Soledad le pasó la mano por la cabeza, incitándole a que no siguiese tocando aquel tema.

-Por ti, sólo por ti... -prosiguió el viejo-. ¡Me da tanta pena dejarte!... Así es que me digo: «Tiempo habrá, Señor»... ¿Creerás que aquí en tu compañía se me han pasado semanas enteras sin acordarme de semejante cosa?... Hay más todavía: yo estaba dispuesto a hacer un sacrificio mayor... ¿te espantas? que es el de sacrificarte mi sacrificio, ¿no lo entiendes?... Sí, poner a tus pies mi propia gloria, mi corona de estrellas... Sí, chiquilla, yo estaba dispuesto a no separarme jamás de ti y a no pensar más en la política... ni en Riego, ni en la libertad... ¡Oh! hija mía, tú no puedes comprender la inmensidad de tal sacrificio. Por él juzgarás de la inmensidad del amor que te tengo. ¡Y cuando yo renuncio por ti a lo que es mi propia vida, a mi idea santa, gloriosa, augusta, tú me abandonas, me echas a un lado como mueble inútil, me mandas a un hospicio y te vas!...

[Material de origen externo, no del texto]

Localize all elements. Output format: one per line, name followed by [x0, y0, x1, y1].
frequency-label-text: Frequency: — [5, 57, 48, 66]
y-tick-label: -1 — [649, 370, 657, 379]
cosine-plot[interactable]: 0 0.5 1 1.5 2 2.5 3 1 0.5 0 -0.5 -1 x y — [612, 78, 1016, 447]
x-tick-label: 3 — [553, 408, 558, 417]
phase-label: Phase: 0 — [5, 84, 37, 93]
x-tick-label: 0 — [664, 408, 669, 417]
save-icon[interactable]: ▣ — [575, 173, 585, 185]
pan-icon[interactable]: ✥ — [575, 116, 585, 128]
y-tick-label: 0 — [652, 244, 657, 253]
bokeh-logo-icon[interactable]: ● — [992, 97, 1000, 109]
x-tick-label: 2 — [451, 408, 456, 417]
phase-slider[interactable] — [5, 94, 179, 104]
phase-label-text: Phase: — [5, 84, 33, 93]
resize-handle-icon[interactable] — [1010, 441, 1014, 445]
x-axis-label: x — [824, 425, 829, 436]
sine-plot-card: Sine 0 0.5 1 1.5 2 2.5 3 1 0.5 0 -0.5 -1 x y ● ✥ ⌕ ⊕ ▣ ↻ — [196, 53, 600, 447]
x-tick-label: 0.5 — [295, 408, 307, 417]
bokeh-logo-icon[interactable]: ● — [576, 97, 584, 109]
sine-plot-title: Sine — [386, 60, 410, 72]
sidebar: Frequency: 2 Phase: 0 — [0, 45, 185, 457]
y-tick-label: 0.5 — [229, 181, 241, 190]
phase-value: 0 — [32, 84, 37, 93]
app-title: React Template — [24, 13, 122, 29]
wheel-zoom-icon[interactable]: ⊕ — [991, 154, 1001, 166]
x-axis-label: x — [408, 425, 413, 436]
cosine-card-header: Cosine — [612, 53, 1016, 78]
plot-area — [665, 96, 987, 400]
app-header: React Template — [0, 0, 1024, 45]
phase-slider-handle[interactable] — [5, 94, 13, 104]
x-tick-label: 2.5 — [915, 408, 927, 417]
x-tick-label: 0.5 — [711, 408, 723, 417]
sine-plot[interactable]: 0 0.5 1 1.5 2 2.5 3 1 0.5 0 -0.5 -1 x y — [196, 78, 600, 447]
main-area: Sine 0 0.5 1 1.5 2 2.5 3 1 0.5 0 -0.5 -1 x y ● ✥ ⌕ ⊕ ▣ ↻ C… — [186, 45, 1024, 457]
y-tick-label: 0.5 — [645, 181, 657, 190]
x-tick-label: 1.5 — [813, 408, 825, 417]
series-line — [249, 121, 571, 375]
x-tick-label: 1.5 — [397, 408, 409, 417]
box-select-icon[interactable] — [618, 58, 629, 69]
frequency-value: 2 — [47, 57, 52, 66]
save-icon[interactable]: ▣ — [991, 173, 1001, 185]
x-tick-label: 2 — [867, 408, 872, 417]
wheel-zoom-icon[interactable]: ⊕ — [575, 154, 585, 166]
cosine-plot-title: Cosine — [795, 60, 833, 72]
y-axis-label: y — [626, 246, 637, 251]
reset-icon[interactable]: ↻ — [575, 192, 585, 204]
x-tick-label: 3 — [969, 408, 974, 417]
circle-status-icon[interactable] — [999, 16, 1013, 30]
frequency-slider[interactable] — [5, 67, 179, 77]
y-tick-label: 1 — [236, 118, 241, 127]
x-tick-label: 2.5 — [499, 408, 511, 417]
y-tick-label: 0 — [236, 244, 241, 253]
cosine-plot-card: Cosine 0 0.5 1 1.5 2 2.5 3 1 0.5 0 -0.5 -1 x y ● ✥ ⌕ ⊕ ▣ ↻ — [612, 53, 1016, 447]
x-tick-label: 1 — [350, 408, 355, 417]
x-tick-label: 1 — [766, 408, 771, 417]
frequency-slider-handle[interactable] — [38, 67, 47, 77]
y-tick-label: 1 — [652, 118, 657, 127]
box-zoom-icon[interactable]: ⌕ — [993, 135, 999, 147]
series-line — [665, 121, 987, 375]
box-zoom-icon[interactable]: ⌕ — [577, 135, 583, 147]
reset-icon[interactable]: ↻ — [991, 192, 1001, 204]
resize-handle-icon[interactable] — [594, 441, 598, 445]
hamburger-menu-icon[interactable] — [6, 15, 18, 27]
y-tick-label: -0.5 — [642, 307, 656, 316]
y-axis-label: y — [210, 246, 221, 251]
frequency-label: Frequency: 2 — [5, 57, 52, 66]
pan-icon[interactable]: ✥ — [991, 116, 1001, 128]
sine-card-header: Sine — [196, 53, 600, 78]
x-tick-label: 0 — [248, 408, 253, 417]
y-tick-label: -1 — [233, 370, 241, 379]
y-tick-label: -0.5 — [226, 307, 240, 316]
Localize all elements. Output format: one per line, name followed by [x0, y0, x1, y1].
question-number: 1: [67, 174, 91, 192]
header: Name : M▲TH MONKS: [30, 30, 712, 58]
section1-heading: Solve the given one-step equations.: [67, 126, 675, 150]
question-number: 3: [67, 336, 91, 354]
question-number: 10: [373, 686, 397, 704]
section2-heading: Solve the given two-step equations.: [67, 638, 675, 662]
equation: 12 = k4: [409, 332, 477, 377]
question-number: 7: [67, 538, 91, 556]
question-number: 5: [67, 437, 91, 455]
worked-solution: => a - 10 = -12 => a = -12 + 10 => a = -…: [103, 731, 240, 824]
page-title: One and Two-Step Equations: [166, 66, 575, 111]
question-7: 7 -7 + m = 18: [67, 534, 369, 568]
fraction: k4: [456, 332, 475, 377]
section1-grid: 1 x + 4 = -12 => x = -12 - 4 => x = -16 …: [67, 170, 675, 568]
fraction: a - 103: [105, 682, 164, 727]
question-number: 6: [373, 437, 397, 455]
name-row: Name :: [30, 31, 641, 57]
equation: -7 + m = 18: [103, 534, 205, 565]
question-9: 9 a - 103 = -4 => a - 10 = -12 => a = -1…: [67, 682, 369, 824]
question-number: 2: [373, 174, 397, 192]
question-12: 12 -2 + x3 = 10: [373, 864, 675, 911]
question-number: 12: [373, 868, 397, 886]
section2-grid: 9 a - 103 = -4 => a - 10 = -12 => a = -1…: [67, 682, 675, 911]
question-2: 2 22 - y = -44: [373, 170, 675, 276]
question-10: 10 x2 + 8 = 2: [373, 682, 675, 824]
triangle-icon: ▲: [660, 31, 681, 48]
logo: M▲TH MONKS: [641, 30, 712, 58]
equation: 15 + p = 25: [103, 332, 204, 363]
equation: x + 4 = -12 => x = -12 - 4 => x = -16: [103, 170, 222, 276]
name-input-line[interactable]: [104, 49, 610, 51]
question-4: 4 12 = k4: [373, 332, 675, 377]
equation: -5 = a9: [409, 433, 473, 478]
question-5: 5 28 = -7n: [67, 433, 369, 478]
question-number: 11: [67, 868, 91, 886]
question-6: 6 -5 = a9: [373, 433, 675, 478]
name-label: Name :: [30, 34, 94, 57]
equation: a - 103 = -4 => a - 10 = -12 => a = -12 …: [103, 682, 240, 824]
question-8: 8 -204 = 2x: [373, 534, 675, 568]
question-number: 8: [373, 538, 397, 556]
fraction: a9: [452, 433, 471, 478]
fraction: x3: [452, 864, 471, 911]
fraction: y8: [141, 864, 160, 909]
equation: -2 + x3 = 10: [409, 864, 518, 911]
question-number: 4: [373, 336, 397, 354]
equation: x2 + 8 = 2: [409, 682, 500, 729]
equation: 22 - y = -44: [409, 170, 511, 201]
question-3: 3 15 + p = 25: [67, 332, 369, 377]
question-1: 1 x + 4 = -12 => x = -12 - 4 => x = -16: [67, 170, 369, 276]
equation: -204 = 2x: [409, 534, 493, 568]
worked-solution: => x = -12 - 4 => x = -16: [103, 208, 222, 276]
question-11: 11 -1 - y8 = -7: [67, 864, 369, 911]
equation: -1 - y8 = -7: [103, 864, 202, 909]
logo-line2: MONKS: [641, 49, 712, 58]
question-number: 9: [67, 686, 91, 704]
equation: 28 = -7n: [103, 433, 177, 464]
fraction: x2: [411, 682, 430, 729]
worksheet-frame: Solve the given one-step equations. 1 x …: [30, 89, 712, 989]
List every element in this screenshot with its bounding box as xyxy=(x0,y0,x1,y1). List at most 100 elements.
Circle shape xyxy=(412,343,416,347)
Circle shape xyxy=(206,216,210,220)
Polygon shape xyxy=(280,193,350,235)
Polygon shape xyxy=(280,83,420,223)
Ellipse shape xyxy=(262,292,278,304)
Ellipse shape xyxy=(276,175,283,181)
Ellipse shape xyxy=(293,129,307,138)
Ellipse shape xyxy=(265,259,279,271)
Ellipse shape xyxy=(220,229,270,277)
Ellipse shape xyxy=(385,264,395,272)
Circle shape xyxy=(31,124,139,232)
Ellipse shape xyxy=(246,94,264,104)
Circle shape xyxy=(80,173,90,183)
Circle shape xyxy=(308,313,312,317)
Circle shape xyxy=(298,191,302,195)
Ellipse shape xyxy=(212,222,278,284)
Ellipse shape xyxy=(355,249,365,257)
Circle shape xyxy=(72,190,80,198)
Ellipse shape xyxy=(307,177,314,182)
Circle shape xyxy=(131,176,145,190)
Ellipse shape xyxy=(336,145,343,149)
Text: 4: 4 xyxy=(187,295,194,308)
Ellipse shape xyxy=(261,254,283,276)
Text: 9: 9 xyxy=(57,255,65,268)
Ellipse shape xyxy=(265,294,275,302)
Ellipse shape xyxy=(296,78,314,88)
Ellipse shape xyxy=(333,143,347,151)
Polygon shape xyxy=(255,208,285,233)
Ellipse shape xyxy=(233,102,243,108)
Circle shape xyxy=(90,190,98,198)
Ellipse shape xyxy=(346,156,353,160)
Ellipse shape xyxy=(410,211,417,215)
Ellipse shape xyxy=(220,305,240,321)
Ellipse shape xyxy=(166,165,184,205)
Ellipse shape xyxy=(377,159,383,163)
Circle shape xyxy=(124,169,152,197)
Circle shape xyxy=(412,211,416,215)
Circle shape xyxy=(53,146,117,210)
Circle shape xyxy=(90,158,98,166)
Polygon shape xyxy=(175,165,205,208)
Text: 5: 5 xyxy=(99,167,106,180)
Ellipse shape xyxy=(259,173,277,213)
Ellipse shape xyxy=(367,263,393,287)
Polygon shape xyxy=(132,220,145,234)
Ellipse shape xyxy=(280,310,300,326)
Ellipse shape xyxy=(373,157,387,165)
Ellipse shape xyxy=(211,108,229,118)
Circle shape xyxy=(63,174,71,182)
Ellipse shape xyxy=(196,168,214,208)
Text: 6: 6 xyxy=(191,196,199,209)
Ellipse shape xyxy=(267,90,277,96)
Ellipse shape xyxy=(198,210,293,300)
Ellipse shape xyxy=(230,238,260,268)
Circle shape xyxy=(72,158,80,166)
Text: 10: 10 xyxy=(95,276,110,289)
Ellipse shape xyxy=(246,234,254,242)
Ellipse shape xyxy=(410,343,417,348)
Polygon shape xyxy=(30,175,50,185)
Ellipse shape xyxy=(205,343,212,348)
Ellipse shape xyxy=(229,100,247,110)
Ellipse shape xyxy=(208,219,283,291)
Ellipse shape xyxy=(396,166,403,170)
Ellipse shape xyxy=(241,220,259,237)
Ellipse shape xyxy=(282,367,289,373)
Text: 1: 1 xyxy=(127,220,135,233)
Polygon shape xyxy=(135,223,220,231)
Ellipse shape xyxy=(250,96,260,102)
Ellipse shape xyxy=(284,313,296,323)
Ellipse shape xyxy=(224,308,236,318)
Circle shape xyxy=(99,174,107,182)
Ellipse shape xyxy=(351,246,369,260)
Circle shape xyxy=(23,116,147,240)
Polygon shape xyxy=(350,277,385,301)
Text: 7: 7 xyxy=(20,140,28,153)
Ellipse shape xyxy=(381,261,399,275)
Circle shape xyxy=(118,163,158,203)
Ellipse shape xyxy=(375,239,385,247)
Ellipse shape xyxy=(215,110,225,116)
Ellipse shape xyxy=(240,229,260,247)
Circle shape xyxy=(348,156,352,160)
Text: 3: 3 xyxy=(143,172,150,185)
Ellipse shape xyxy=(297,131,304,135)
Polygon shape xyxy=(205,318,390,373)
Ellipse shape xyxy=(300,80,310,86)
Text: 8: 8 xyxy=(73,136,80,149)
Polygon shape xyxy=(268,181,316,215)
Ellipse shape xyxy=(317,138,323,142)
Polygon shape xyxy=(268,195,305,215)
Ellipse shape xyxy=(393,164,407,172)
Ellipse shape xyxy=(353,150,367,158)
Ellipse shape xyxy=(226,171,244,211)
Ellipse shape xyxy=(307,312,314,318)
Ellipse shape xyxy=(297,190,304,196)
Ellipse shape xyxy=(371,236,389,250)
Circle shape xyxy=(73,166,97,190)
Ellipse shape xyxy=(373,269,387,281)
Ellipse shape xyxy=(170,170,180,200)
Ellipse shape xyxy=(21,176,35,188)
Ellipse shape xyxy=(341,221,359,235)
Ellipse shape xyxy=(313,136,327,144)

Soledad veía crecer y tomar proporciones aquel problema de la separación que le causaba tanta pena. Su alma no era capaz de arrepentirse del bien que había hecho al desvalido anciano; pero deploraba que por los misteriosos designios de Dios, la caridad que hiciera algunos meses antes, le trajese ahora aquel conflicto que empezaba a surgir en su cristiano corazón.

-El Señor nos iluminará -dijo, remitiendo su cuita al que ya la había salvado de grandes peligros-. Confío en que Dios nos indicará el mejor camino. Si tú le pidieras con fervor, como yo lo hago, luz, fuerzas, paciencia y fe, sobre todo fe...

-Yo le pediré todo lo que tú quieras, hija de mi alma; yo tendré fe... Dices que tengo poca; pues tendremos mucha. Me has contagiado de tantas cosas, que no dudo he de adquirir la fe que tú, sólo con mirarme, me estás infundiendo.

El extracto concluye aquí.